Viggo Dorph-Petersen - Architetto competitivo
Autore del vicino edificio Bardou-Ribo.
Philippe Pous - Restauratore architetto
Responsabile del lavoro nel 2002.
Origine e storia
L'ex negozio Aux Dames de France, situato in Plaza de Catalunya a Perpignan, fu costruito tra il 1905 e il 1907 dall'architetto Georges Debrie per il cartello parigino Aux Dames de France. Questo edificio in stile Liberty, con una finestra audace zenitale, simboleggiava la modernità commerciale dell'epoca. È stato istituito in un nuovo quartiere in via di sviluppo tra il centro storico e la stazione ferroviaria, segnando l'urbanizzazione post-demolizione delle mura settentrionali di Perpignan.
Il tetto di vetro, distrutto nel 1963, e i successivi cambiamenti (come la sostituzione della marquise nel 1983) alterarono il suo aspetto originale. Riacquistato da Galeries Lafayette nel 1987, l'edificio ha subito un declino prima di essere salvato dalla sua registrazione nei monumenti storici nel 1999. Il municipio di Perpignan acquisito nel 2000, permettendo la sua riabilitazione con l'installazione della Fnac (2004-2019) e altri negozi.

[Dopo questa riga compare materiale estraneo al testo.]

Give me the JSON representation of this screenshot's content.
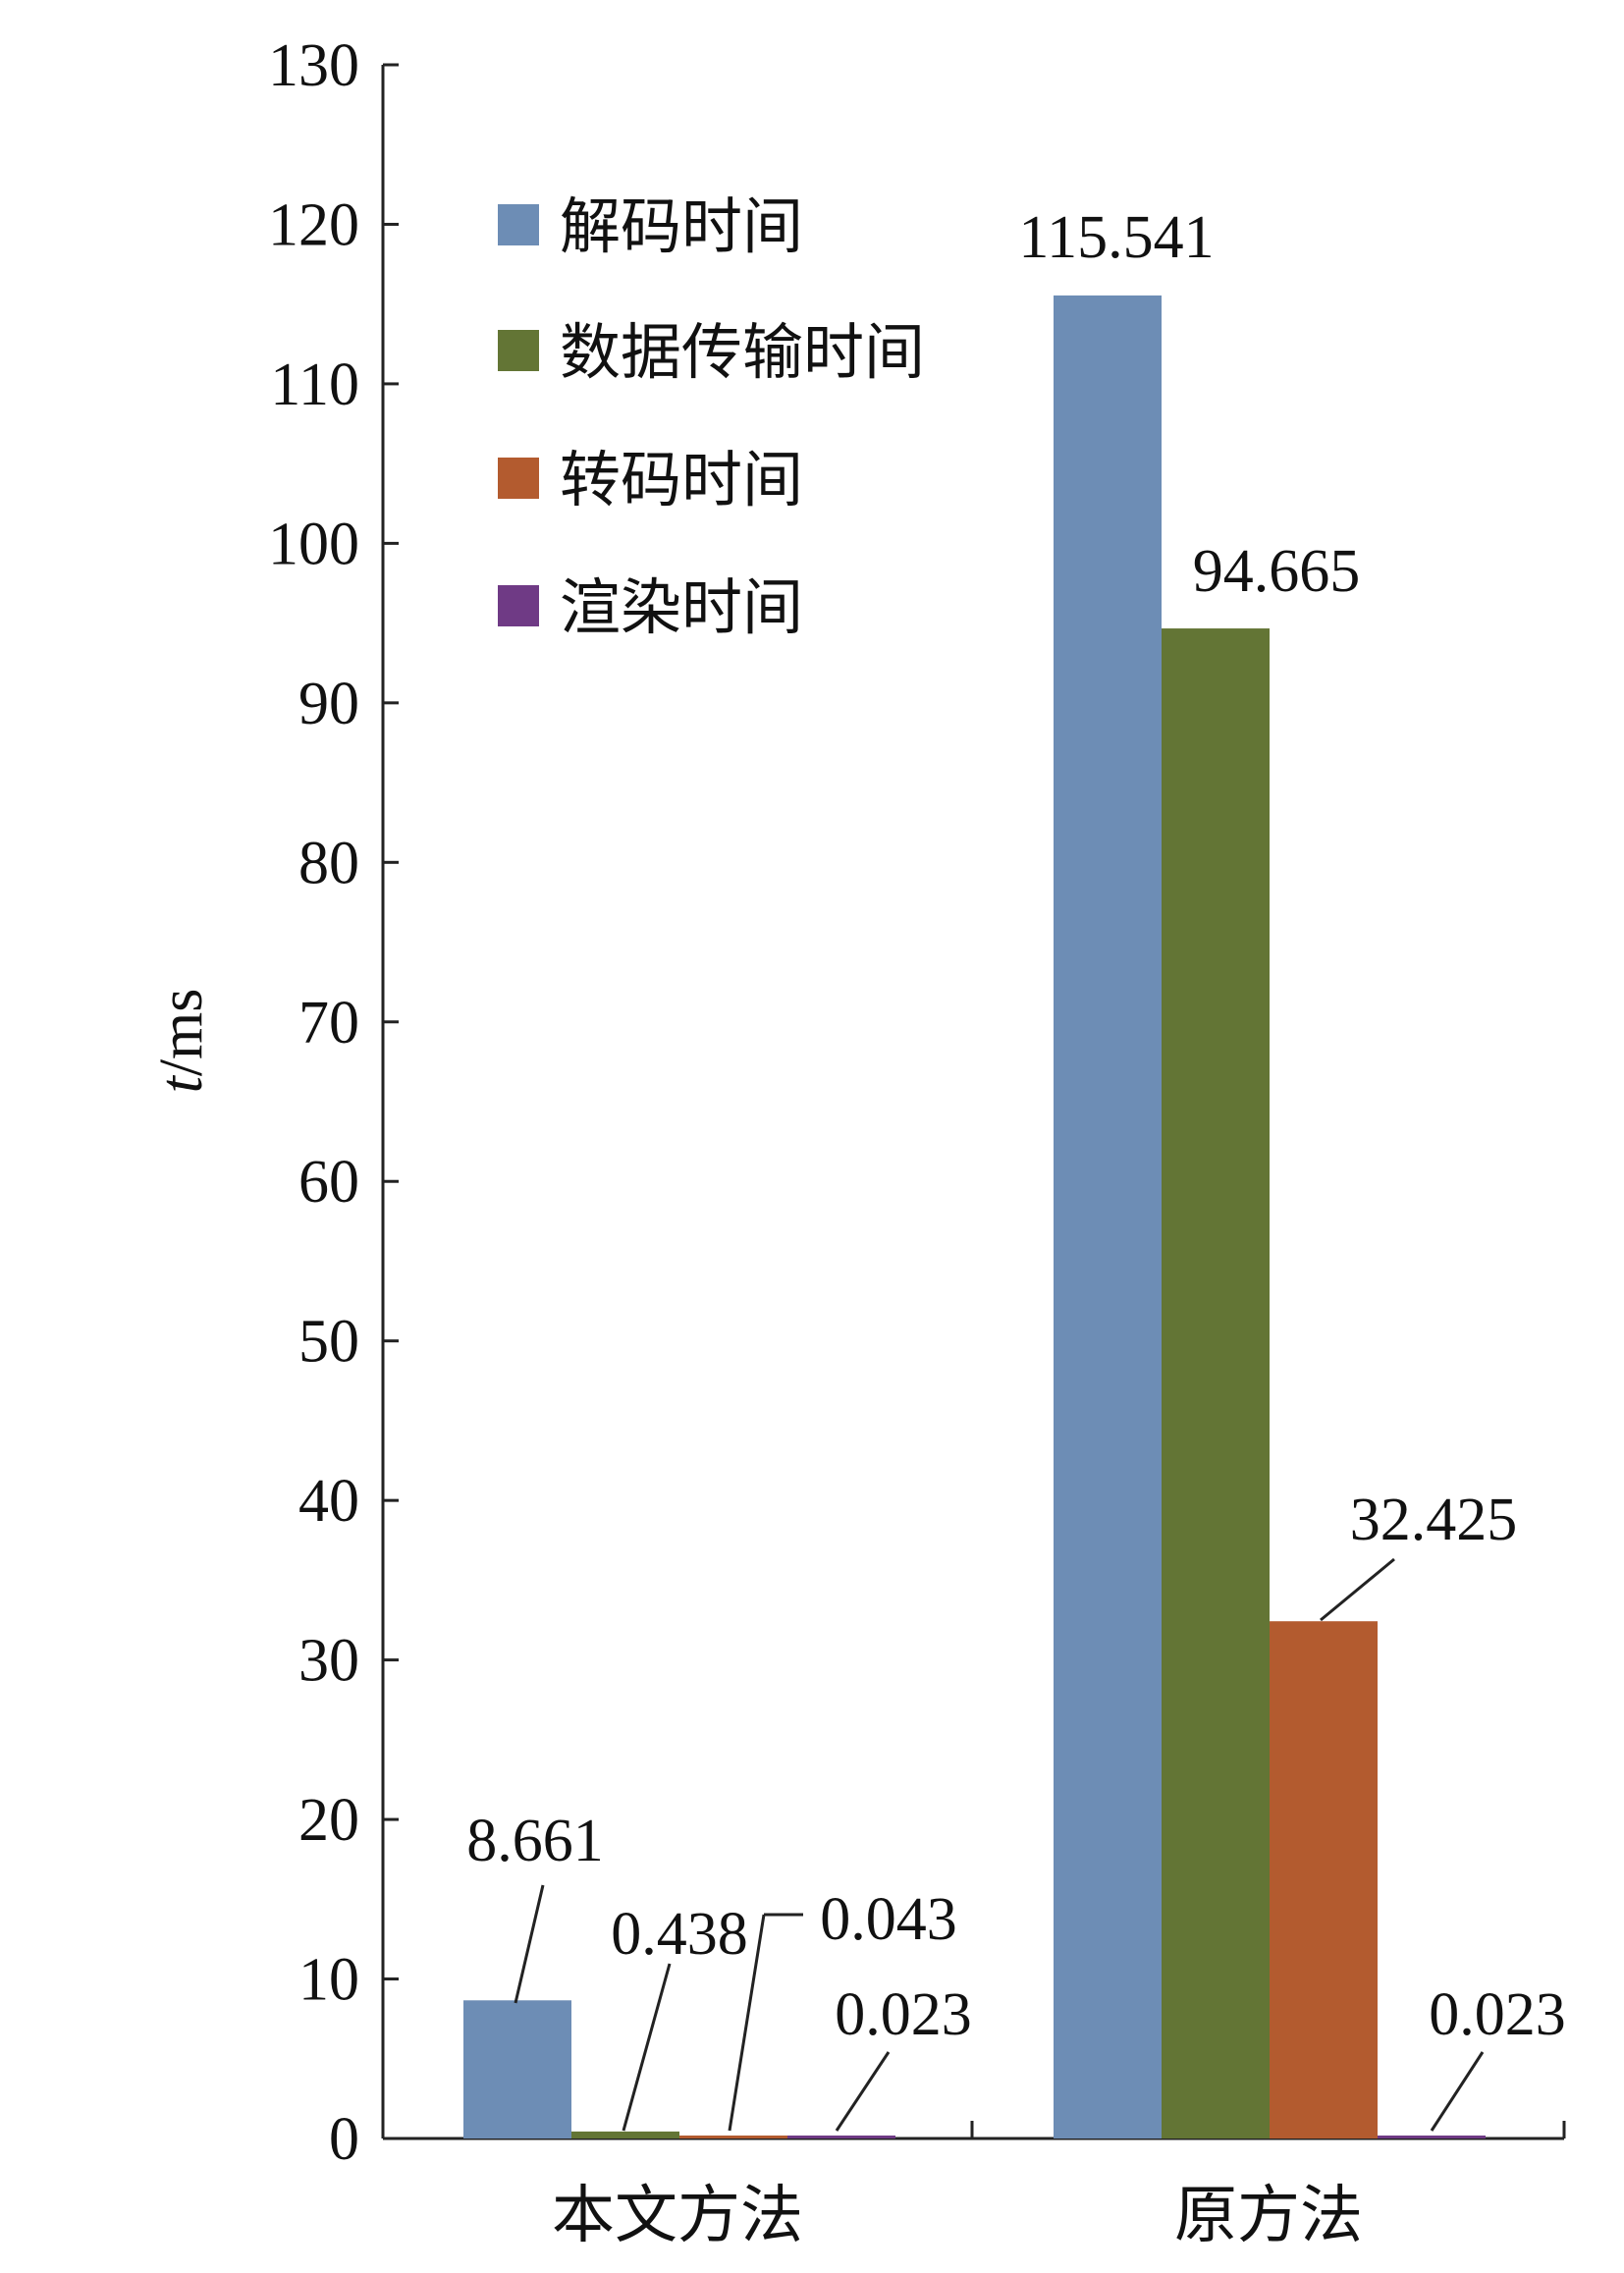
{
  "chart_data": {
    "type": "bar",
    "categories": [
      "本文方法",
      "原方法"
    ],
    "series": [
      {
        "name": "解码时间",
        "color": "#6d8db5",
        "values": [
          8.661,
          115.541
        ]
      },
      {
        "name": "数据传输时间",
        "color": "#637535",
        "values": [
          0.438,
          94.665
        ]
      },
      {
        "name": "转码时间",
        "color": "#b35b2f",
        "values": [
          0.043,
          32.425
        ]
      },
      {
        "name": "渲染时间",
        "color": "#6f3a85",
        "values": [
          0.023,
          0.023
        ]
      }
    ],
    "ylabel_italic": "t",
    "ylabel_unit": "/ms",
    "ylim": [
      0,
      130
    ],
    "yticks": [
      "0",
      "10",
      "20",
      "30",
      "40",
      "50",
      "60",
      "70",
      "80",
      "90",
      "100",
      "110",
      "120",
      "130"
    ],
    "data_labels": [
      [
        "8.661",
        "115.541"
      ],
      [
        "0.438",
        "94.665"
      ],
      [
        "0.043",
        "32.425"
      ],
      [
        "0.023",
        "0.023"
      ]
    ],
    "grid": false,
    "legend_position": "top-left"
  }
}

Il negozio è stato progettato per una clientela facile, con servizi di lusso (ascensore, illuminazione elettrica) e un arredamento eclettico che combina motivi floreali e simboli industriali. La sua facciata pentagonale, decorata con ghirlande e cartucce, riflette l'influenza dei grandi magazzini parigini. Dopo anni di trasformazione, rimane una grande testimonianza architettonica del boom commerciale dell'inizio del XX secolo in Occitanie.

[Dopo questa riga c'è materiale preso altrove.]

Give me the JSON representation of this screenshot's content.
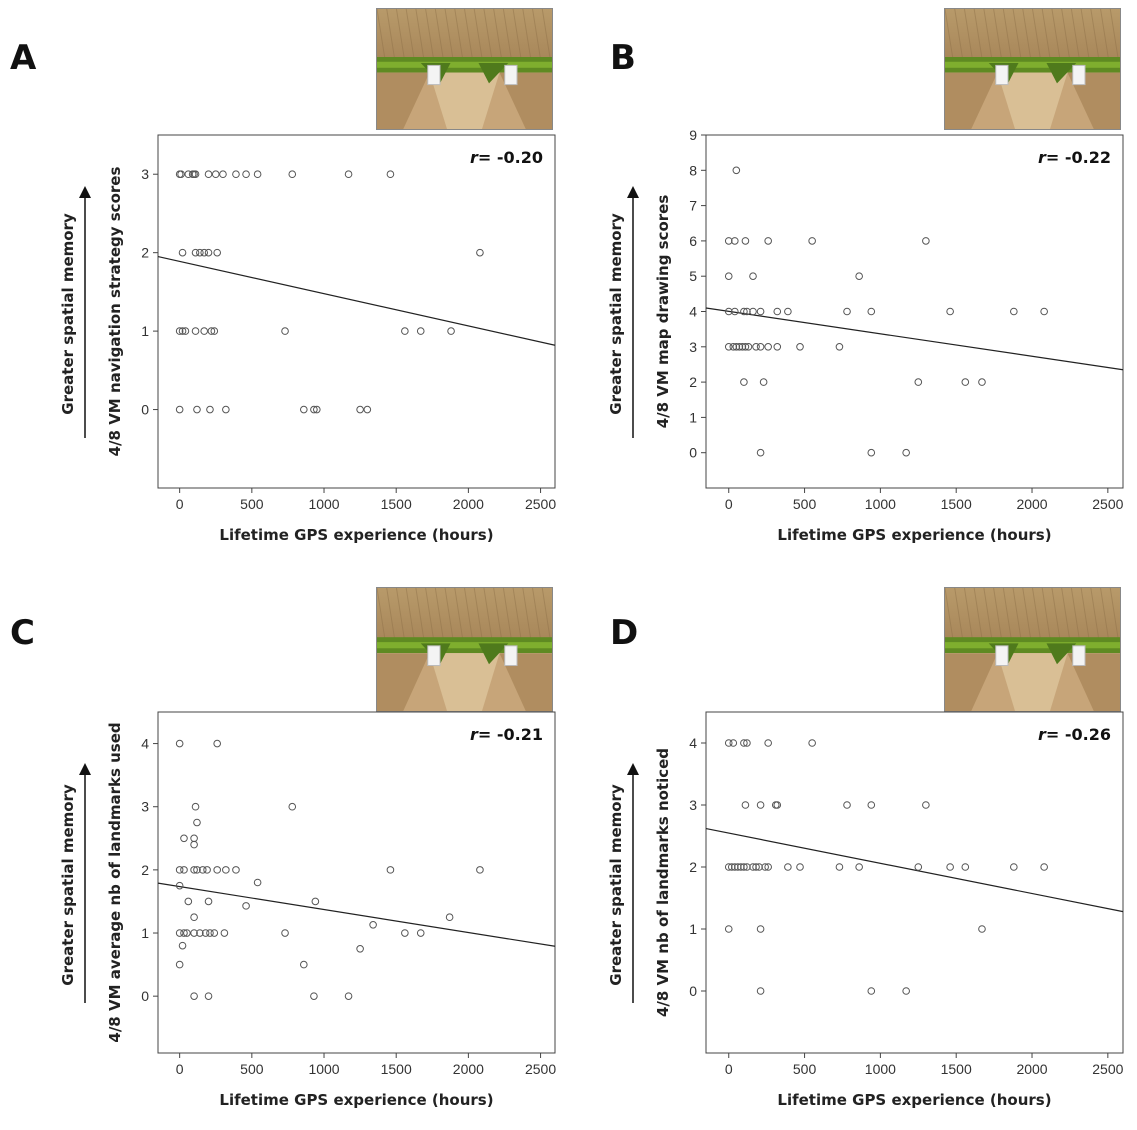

Nel 2021, il comune acquistò l'edificio per considerare l'installazione di una scuola 42, segnando una nuova fase di riappropriazione del patrimonio. I lavori di restauro, come lo smantellamento dell'hangar nel 2002, hanno parzialmente restaurato il suo carattere originale, adattando allo spazio gli usi contemporanei.